Some days it seems like time is standing still. Life's struggles are there, movement forward is lacking and the fear of the future is present. Take one day at a time, take small steps, 1 step at at a time and so on to make the enormous seem manageable. Momentum seems to be a key in keeping progress occurring and preventing staleness.

In between the doctor visits, IV drips and CT scans, life can seem so normal...is that so bad? Sometimes at those times the momentum can slow down and the internal struggle can build to resist eating right, not exercise, avoid meditation and all the things that can help in fighting the battle that cancer can bring. Often fear promotes movement and the feeling to change things from the status quo. An inspirational story read or heard of others can spark that inner fight and energy to keep moving forward. And isn't it great when this can cause the spark instead of a medical test result or a treatment session. Take the time to listen to the stories of the Running Voices and see if the momentum to keep up the fight is ignited.

Tuesday, August 18, 2009

I'm Tired

It's been quite a while since I last wrote. Life has been keeping me going in too many directions and too much irritation from sinus issues since June...still no excuse.
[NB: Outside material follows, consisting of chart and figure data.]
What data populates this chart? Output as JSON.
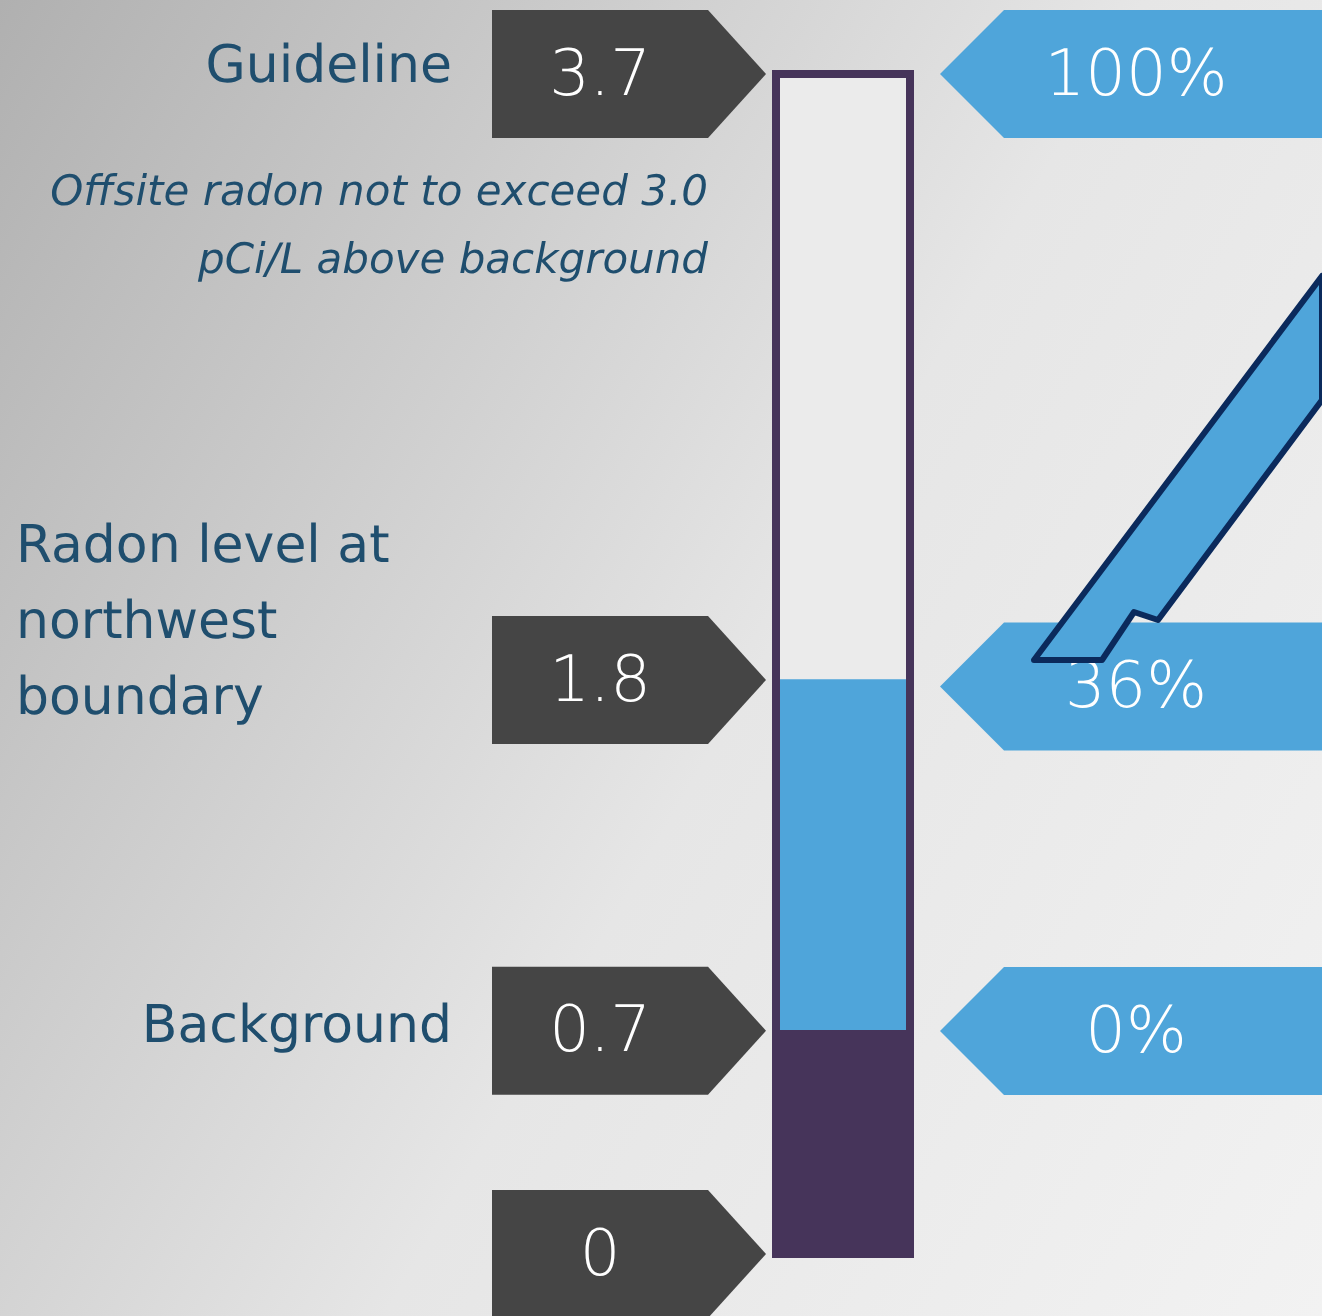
{
  "chart_data": {
    "type": "bar",
    "stacked": true,
    "categories": [
      null
    ],
    "series": [
      {
        "color": "#46345a",
        "values": [
          0.7
        ]
      },
      {
        "color": "#4fa5da",
        "values": [
          1.1
        ]
      },
      {
        "color": "#ebebeb",
        "values": [
          1.9
        ]
      }
    ],
    "ylim": [
      0,
      3.7
    ],
    "yticks": [
      0,
      0.7,
      1.8,
      3.7
    ],
    "y2lim": [
      -23.3,
      100
    ],
    "y2ticks": [
      {
        "value": 0,
        "label": "0%"
      },
      {
        "value": 36,
        "label": "36%"
      },
      {
        "value": 100,
        "label": "100%"
      }
    ],
    "annotations": [
      "Guideline",
      "Offsite radon not to exceed 3.0 pCi/L above background",
      "Radon level at northwest boundary",
      "Background"
    ]
  }
}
I guess I am overall tired. Living with this chronic disease stuff has taken many turns as I am sure others have been through themselves. Recent rounds of Rituxan brought great hope and after the first round feeling great, the second brought less than that. The timing of another sinus infection concurrently with treatment made things worse than I would have liked but I must keep going. I keep having feelings of being tired and not just fatigue tired but tired of many of the challenges that have come my way.

Tired of...
  • Antibiotics
  • Doctor visits
  • Taking time off from work for medical reasons and not vacation time
  • Missing the opportunity for an extended vacation this summer in order to spend four weeks with an IV drip of Rituxan
  • Reading information on Leukemia and Lymphoma is hope for something new to consider
  • Being drained mentally and not feeling like having the fun I used to
  • Not exercising as much as I have done due to the excuse of being too tired
  • Working hard to eat a good diet in hopes of feeling better
  • Waking up and realizing that I have cancer
  • Going to sleep and remembering that I have cancer
  • Seeing people enjoying life while I think of what I could be doing for myself to prevent symptoms from occurring
  • Did I mention not having a summer vacation due to too much time spent from work for medical reasons?
  • Just plain tired of having chronic cancer

So what should I do? I keep telling myself to keep strong, fight this stuff, find hope in the blessings that I have been given, enjoy each day and my family for the love that they give, be thankful for the work that I am able to do but still I feel tired. I am sure that this too shall pass but I am getting a little impatient. I do want to write more often and have been working on a book idea I have as I feel that I want to share more of my experience. I often find myself thinking of what I want to do with my life...I guess I should just live life and let the answers unfold as I go. But tonight I am tired so I think I'll get some sleep. Tomorrow is another day of hope.